Thursday 14 February 2008

The ghost stag

Thunderous hooves striking basalt and arduous turf, the beast roared its approval of the land with rhythmic beating footfalls.
Shooting out from the treeline came the white stag - a creature so tremendous that the onlooker was said to shade his eyes from its radiance.
Here stood Henry, the great photographer, the consummate filmmaker, with his sights trained upon the stag.
This animal, breathtaking in its realism, Henry could only afford to glimpse through the thick lens of his camera.

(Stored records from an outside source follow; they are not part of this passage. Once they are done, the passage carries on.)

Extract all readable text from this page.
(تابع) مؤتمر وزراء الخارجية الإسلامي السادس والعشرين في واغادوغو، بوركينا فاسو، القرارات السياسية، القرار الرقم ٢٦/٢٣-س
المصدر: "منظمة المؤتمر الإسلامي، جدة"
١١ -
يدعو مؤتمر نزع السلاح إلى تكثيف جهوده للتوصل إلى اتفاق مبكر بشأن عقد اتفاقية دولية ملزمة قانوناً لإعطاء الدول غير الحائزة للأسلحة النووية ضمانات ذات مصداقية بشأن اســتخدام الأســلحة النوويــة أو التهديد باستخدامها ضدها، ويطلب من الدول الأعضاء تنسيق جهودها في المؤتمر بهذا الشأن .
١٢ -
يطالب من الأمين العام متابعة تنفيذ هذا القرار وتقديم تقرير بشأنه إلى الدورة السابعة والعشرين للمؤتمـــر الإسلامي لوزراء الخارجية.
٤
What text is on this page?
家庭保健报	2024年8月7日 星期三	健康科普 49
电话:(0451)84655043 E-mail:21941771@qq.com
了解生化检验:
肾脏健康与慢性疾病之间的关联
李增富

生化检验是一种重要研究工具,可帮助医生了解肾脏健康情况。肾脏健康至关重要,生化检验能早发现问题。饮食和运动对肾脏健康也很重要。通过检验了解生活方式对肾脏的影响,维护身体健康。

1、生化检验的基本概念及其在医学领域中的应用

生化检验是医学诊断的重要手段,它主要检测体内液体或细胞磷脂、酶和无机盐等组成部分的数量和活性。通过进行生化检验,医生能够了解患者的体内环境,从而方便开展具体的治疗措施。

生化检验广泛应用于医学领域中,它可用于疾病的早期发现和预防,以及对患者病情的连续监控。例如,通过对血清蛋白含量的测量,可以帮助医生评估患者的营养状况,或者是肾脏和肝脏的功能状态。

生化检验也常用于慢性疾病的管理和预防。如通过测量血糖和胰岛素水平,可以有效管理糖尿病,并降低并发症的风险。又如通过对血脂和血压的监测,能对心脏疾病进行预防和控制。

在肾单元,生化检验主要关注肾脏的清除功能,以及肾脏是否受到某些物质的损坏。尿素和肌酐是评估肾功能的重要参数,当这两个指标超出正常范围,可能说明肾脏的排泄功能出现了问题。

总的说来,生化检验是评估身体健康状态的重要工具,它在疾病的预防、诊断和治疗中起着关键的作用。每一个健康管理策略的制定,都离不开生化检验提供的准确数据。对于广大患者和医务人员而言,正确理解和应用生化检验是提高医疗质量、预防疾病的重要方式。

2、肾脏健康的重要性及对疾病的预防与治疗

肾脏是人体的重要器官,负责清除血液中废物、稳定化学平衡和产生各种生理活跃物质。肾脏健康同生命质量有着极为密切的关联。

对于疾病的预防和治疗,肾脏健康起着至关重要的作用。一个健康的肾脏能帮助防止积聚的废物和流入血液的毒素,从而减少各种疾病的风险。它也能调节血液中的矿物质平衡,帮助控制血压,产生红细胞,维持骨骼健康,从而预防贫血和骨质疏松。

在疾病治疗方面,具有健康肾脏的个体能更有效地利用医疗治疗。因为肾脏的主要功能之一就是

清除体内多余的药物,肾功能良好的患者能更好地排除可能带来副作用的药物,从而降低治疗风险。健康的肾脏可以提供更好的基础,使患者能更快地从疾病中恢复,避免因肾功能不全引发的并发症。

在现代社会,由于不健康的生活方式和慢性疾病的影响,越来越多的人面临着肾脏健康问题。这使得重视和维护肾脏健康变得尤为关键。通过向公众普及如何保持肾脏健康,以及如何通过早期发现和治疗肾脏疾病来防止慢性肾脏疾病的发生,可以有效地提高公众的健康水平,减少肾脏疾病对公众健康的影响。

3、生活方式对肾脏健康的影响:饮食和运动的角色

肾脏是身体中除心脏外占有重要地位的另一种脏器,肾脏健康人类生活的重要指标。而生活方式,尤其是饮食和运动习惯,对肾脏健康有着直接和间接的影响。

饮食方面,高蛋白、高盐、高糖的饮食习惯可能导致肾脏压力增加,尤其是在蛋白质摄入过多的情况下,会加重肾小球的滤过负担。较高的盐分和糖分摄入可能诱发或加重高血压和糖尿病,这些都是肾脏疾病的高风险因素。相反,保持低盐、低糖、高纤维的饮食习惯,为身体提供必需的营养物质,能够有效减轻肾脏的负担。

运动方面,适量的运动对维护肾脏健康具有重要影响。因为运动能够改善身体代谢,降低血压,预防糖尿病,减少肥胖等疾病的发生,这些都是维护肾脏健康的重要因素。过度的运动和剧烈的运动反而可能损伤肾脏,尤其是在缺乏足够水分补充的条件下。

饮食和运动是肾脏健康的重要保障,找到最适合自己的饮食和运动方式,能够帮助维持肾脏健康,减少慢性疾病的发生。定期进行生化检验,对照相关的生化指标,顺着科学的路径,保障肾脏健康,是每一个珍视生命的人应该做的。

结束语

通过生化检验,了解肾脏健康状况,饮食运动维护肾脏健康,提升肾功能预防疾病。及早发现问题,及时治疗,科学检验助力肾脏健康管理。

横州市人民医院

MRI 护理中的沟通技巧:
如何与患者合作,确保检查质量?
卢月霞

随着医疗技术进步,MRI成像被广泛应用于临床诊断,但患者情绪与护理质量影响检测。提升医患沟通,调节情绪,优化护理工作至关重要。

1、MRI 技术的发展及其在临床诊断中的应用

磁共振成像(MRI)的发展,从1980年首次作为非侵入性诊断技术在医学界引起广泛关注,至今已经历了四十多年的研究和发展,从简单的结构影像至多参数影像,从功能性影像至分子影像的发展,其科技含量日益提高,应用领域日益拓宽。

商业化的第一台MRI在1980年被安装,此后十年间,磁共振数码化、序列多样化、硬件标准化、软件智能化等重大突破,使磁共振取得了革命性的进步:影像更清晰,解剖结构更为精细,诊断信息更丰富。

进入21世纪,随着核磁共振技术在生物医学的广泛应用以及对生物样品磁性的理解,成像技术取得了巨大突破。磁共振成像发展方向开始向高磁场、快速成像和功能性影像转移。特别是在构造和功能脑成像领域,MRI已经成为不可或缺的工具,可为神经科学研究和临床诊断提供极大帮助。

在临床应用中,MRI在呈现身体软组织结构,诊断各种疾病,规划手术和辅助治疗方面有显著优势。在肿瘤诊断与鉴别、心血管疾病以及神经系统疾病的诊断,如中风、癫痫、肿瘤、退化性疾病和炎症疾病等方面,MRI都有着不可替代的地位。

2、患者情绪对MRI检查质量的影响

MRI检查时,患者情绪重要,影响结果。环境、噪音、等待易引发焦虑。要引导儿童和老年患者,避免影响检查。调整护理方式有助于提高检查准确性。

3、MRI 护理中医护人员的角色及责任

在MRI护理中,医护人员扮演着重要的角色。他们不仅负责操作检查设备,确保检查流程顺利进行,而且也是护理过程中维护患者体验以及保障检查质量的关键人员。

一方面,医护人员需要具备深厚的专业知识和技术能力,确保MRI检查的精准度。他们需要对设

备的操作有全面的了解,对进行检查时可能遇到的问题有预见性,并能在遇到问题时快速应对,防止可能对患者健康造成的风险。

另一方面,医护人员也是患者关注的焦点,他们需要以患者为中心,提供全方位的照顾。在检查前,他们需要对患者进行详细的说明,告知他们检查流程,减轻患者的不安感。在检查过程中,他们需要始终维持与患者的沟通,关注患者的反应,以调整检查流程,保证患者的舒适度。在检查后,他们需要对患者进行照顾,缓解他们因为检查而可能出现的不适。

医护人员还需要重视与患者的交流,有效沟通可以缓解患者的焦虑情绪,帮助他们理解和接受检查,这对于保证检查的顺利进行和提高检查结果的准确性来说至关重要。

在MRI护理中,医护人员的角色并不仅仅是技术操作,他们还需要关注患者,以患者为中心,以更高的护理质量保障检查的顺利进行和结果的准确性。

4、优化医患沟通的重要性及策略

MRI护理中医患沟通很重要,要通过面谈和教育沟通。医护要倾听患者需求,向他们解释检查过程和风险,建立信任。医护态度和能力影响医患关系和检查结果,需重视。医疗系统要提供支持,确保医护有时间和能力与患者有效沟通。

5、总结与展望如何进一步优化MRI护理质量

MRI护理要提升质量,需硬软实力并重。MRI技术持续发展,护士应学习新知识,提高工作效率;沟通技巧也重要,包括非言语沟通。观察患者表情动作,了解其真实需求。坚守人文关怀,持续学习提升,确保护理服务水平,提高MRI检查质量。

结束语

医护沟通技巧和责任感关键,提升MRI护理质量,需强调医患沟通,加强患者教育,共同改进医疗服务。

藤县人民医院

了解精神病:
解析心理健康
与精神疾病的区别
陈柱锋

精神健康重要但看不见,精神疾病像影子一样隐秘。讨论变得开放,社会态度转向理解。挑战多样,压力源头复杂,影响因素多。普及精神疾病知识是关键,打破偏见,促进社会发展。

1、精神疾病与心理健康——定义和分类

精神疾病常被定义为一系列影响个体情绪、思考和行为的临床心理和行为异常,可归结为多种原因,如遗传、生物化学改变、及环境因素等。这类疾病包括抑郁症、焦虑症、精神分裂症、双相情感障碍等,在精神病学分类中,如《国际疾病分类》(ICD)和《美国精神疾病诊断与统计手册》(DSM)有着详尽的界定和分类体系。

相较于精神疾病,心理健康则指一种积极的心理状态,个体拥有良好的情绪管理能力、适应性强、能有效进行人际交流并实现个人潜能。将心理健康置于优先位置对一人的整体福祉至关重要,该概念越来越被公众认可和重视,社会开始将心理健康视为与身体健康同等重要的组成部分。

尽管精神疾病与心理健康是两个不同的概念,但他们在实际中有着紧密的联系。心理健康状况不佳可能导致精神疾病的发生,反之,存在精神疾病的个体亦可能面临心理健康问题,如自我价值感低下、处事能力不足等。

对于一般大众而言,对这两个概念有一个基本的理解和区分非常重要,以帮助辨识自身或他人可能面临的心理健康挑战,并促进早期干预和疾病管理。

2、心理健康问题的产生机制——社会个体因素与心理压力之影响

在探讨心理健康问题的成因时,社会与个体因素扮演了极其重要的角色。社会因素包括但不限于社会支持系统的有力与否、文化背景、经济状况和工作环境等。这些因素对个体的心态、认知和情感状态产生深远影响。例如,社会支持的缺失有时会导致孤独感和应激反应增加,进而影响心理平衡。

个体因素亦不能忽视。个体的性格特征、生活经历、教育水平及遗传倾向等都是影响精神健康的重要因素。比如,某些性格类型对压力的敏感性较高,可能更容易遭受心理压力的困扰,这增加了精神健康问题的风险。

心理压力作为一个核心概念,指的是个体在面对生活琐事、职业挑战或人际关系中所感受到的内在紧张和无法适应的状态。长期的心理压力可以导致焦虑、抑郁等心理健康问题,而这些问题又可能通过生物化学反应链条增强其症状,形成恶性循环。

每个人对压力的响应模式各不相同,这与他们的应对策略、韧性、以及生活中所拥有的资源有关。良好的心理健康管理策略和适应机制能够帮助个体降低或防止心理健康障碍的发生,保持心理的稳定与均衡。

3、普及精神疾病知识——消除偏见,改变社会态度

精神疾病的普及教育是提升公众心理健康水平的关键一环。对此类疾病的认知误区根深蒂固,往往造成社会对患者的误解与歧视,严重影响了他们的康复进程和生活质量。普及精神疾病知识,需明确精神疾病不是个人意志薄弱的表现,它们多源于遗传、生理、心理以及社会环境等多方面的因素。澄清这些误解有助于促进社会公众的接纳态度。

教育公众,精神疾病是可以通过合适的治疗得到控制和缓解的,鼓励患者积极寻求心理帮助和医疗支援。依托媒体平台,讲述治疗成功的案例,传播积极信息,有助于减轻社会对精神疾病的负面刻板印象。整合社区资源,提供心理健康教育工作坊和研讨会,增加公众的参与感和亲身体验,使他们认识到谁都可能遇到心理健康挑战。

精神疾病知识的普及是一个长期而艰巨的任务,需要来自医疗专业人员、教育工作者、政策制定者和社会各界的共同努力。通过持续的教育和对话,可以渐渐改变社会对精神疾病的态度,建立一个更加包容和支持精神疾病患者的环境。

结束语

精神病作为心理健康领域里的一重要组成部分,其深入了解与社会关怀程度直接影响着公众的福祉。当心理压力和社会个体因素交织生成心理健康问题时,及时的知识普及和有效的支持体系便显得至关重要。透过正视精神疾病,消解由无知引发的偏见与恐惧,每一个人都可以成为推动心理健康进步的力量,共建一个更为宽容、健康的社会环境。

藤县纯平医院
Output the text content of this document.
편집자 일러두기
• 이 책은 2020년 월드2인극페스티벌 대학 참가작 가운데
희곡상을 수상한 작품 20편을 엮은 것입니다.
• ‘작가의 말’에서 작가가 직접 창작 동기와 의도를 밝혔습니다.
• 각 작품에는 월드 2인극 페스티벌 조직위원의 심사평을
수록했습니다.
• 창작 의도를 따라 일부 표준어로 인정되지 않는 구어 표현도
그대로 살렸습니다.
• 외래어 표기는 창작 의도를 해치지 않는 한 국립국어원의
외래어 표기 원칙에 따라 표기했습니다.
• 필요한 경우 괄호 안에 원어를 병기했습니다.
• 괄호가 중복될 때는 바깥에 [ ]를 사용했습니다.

Its reflection, squeezed and twisted through the barrel of an 800mm lens, came to the eye as a perfect replica of its image, as if you were standing mere feet from the delicious creature.
How rare a find, was this stag. Everything related was now Henry’s. He would name said stag, he would describe the rituals and trials, friends and lovers of the animal. He would report on it all and pass the information to the world - a world that didn’t even realise it was waiting.
All day long he watched the creature, he snapped and reviewed, he filmed and played back. Amazing footage: eating, running, calling, standing and looking. The mundane became majestic, almost supernatural, in the presence of the white stag.
Ancient Celtic cultures were wary of the beast. They recognised it had great power, its presence in a local glen would bring forth soothsayers, melancholy for the lives of the landowner and his family. Some even say the white stag is behind the myth of the unicorn.
But Henry forgot these flotsam mythologies, for his childhood was fuelled by but one story - that of the ghost stag.
This animal appeared around once a century - often before a time of war or other great suffering. Its advent was traditionally seen by farmers as the crying out of the land. The animalisation of nature to bring forth a message of unnatural events to come. It was as if the ghost stag were spat forth by an acrid earth to run, whisper and warn of a brewing apocalypse.
These were the thoughts and fine wonders that filled Henry’s mind as he shot away at the beast - his images growing more graceful, more godlike with each passing hour, with each memory card filled with photographs.
It was at roughly 3pm that the white stag turned its nose to the east and sensed Henry’s distant presence. Camouflaged in a green hide, tied up between a large bushel and a solitary pine tree, sat Henry. And as the ghost stag turned its head, so that it was the direct peer of his eyes that was squeezed and shunted down the telescopic barrel of Henry’s lens, the cameraman’s finger stopped firing shots off at the deer and froze for the first time in three hours.
It crept forward at first, stealthy, into and out of heather strewn ditches and hollows. It haunted the moorland like a legendary wight, seeking the unfortunate traveller in order to feast on his vitality. Then it darted north-easterly, splashing through a full winter stream and causing other deer to worry away into higher ground.
As the ghost stag crossed the byrne, effectively entering a rival’s territory, it occurred to Henry that the beast may be nearing on purpose - may be coming for him.
The focal length of his lens had reached it’s lowest capacity now and a new fitment would be necessary to apply to the camera. Of course, it is rare that stags should come so near, especially with the rutting season approaching, but Henry was prepared and rolled out of his camper chair to pick up the video camera - which was capable of a much more diverse range - and slowly zoomed out.
Steadily, the blur of the middle distance gave out and the eloquent stride of the white stag filled the frame. Then it began bounding up the hill, a full-charge for the tent, and it had roared a sneering cry before its launch.
With one hand, Henry held the video camera very steady and kept the brown eyes of the deer in shot and in focus with an insane determination. With the other hand he picked up his old analogue SLR camera and held it up to the flap in the sopping hide. Flicking the switch to ‘rapid/continuous’ shooting mode, the camera was able to fire off tens of shots into the face of the animal, lit by the light of a myriad camera flashes.
The ghost stag reared and bellowed, bellowed and reared, before dropping to its feet and munching the untouched wild grasses that grow in such heath regions. It milled and rested for fifteen minutes or so before disappearing over a steep rise.
Henry’s heartbeat then returned to normal, as did most things within the world. Henry blew the air out from his lungs and slowly wiped his brow.
He would look at the pictures, but not yet. He would wait. He would wait to stare at the creature, the great white beast, the ghost stag. He would wait, because he realised that this life is transitory , as are the actions of everything in it.
What if the shots were blurred, what if the lens was smeared, what if the stag seemed less than brilliant white?
The ghost stag could not be viewed for the moment, because, in Henry’s mind at least, the images would be burned indelibly, perfectly.
It’s a photographer’s prerogative to notice the flaws in an image and, sometimes, to remember the flaws alone.

1 comment:

Roxana said...

how true this is! and it is not every photographer's dream to try to capture exactly how "the mundane became majestic, almost supernatural, in the presence" of the magical object holding his or her gaze as imprisoned, uncapable to perceive anything else but that unique object, which becomes the whole world at that precise and unrepeatable moment. the whole world and its myths, as the white stag here.